= Abraham Freije =

Abraham Khalil Freije (also known as Ibrahim Freiji) (May 5, 1906 – May 24, 1997) is the coauthor of the first translation of the history of the United States into the Arabic language, “History of the American People”, published in 1946. The book divides itself into four principal sections: 1) beginnings of the American people; 2) beginning of the American nation (Revolution through the Civil wars); 3) development of the American nation (economics and culture); and 4) America's role in international conflicts.

==Biography==
Freije was born 1906 in Biskinta, Lebanon, the son of Khahl and Affifi Freije. After graduating from the University of Damascus in 1930 with a law degree, he practiced law in Beirut, Lebanon until 1938, when he immigrated to the United States.
Freije married Evelyn Haddad in Brooklyn, NY in 1943. Mr.

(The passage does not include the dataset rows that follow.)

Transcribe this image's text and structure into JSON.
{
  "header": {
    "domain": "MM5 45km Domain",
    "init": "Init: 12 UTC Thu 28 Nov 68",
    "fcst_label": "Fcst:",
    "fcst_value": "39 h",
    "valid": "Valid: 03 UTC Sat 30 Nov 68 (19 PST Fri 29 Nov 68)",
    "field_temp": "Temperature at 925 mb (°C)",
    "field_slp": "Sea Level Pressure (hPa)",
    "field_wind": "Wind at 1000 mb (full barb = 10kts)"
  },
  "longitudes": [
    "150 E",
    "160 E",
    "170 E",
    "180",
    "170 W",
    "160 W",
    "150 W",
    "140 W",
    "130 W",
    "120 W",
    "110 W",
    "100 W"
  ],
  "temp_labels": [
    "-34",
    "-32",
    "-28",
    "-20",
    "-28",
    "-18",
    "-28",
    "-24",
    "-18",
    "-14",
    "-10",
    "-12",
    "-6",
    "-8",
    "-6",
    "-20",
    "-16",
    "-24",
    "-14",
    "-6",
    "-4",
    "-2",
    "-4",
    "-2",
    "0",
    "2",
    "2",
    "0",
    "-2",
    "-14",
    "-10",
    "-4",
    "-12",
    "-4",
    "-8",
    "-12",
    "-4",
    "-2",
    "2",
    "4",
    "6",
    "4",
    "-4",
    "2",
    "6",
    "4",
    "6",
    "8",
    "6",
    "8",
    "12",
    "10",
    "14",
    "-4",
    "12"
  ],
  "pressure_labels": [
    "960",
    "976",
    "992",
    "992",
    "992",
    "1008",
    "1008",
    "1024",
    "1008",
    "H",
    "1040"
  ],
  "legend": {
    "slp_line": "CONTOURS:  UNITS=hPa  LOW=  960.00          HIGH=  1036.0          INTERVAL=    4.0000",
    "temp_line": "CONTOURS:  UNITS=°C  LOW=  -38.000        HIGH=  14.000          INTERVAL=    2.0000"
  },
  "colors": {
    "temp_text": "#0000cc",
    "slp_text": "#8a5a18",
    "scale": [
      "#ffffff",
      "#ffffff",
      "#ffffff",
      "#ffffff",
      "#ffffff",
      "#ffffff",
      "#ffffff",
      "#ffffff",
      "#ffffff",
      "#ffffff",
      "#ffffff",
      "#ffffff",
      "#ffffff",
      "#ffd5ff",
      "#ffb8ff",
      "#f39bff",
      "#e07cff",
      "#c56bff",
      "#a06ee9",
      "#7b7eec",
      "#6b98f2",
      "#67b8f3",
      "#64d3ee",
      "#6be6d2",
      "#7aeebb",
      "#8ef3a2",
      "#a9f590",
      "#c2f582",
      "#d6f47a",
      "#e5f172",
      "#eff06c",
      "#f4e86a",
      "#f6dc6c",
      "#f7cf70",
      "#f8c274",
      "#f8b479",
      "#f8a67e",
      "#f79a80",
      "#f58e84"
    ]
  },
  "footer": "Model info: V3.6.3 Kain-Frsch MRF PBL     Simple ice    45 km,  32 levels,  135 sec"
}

Freije eventually settled in New London, CT, owning and operating a business on State Street in downtown New London. They had one son, Philip Freije.

==Career==
When he arrived in the United States, he served in the military intelligence unit of the U.S. Army during World War II, but was released to teach Arabic to the troops, teaching Arabic at Princeton University. Under the supervision of Philip K. Hitti, Freije and Farhat Jacob Ziadeh began work on the first full-length history of the United States ever to appear in Arabic. Hitti supervised the project with the cooperation of Princeton's Department of Oriental Languages and Department of History. The three co-authors finalized the roughly 350-page book entitled, “History of the American People,” and published the book under Princeton University Press. The book was printed at the American Press, Beirut, to accommodate the need for Arabic printing by linotype. The book release was also timed to coincide with the first visit by the Crown Prince of Saudi Arabia, Prince Saud Al-Saud, to the United States, which included a stop at Princeton as part of his nationwide tour at the invitation of President Harry S. Truman.